Sue Boland – Once the news broke in Australia about the police and militia attack on the Asia Pacific People's Solidarity conference in Indonesia on June 8 and the detention of conference participants, friends and relatives of the detainees in Australia moved into action to publicise what had happened.

With the 22 Australian detainees coming from six different cities, friends and relatives of the detainees began organising solidarity actions in all of the capital cities. Emergency demonstrations were held in Adelaide, Brisbane, Canberra, Darwin, Melbourne, Perth and Sydney on June 10 and in Hobart on June 11. Despite most of these demonstrations being organised with less than 18 hours notice, around the country 240 people attended. In addition to those who attended the demonstrations, messages of support and offers of assistance began coming in from people who were shocked at the brutal attack on the conference.

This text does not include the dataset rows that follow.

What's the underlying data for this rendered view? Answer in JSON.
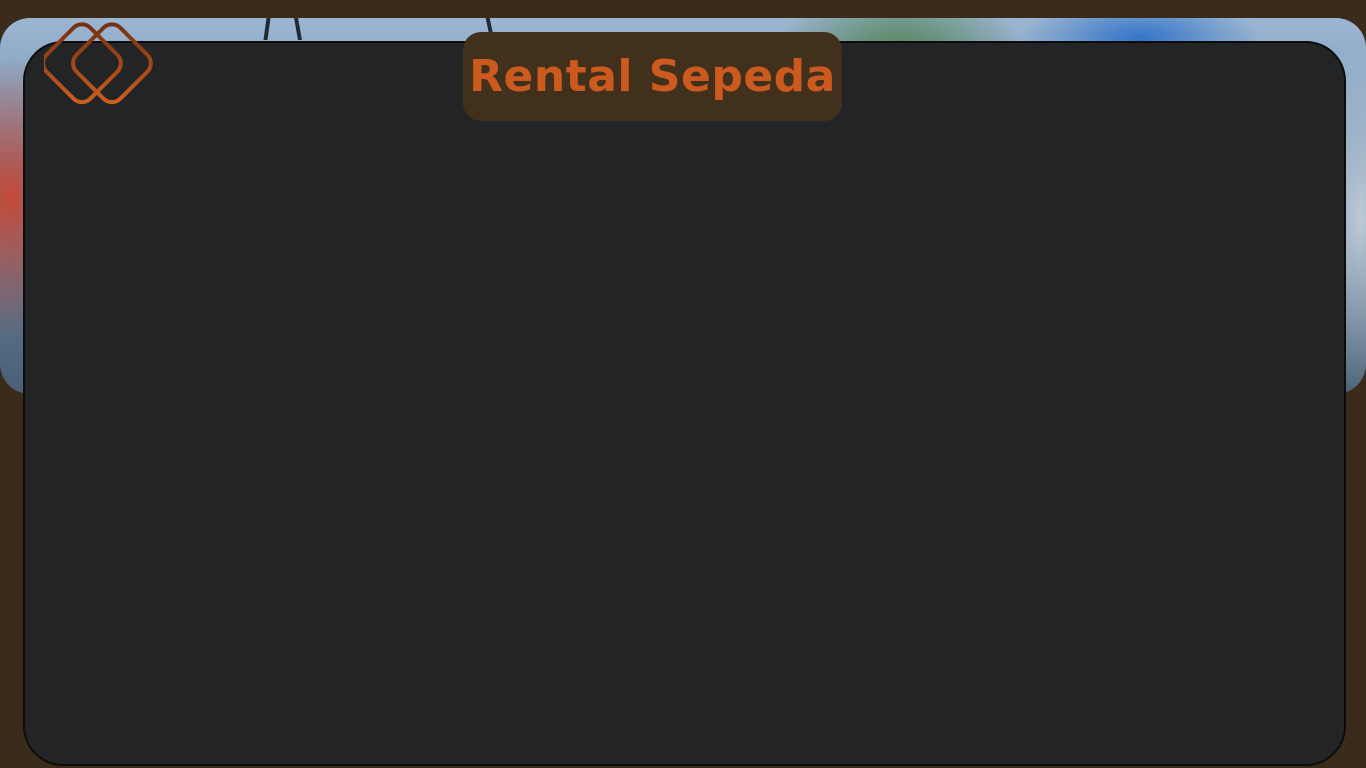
{
  "header": {
    "title": "Rental Sepeda"
  },
  "logo": {
    "icon": "diamond-logo-icon",
    "color": "#c85820"
  },
  "colors": {
    "page_background": "#3b2b1a",
    "panel_background": "#232426",
    "title_pill_background": "#40301c",
    "title_text": "#cc5a1e"
  }
}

However, not everyone was supportive of the solidarity actions. ABC Radio news bulletins on June 10 and the June 11 Sydney Morning Herald reported that Department of Foreign Affairs and Trade (DFAT) officials were opposed to the demonstrations, warning that these actions might jeopardise the release of the Australians detained by Indonesia's secret police.

This "advice" from DFAT was disputed by the detainees after their release. One of the detainees, Pip Hinman, who is also national secretary of Action in Solidarity with Indonesia and East Timor (ASIET), told Green Left Weekly on June 11 that "because the Coalition government and the Labor "opposition" remained silent about the closing down of the conference and the detention of international participants on trumped-up charges, the solidarity actions in Australia and other countries were crucial in securing the release of the detainees and exposing how little democratic space exists for activists opposing neo-liberal policies in Indonesia".

According to Hinman, "if it wasn't for the solidarity actions and the press conferences with the detainees on their return to Australia, it is unlikely that the Australian media would have publicised the viscous attack by armed militia thugs on the Indonesian conference participants"

"It is startling", she said, "that despite the illegal detention of more than 20 Australian residents, foreign minister Alexander Downer has not made a single criticism of the Indonesian police for its illegal attack on the conference.

"The emergency demonstrations attracted widespread media coverage of the detentions and questions in the media about why the government has been so silent. The government's double standards were exposed. If the Indonesian police had detained a group of business people on similarly trumped-up charges, Downer would have immediately denounced the detentions and the attack on the conference.

But when those detained are concerned about alternatives to neo-liberalism and improving the lives of workers, peasants and the urban poor, as the Asia Pacific People's Solidarity conference participants are, then the Australian government doesn't give a stuff about their illegal detention."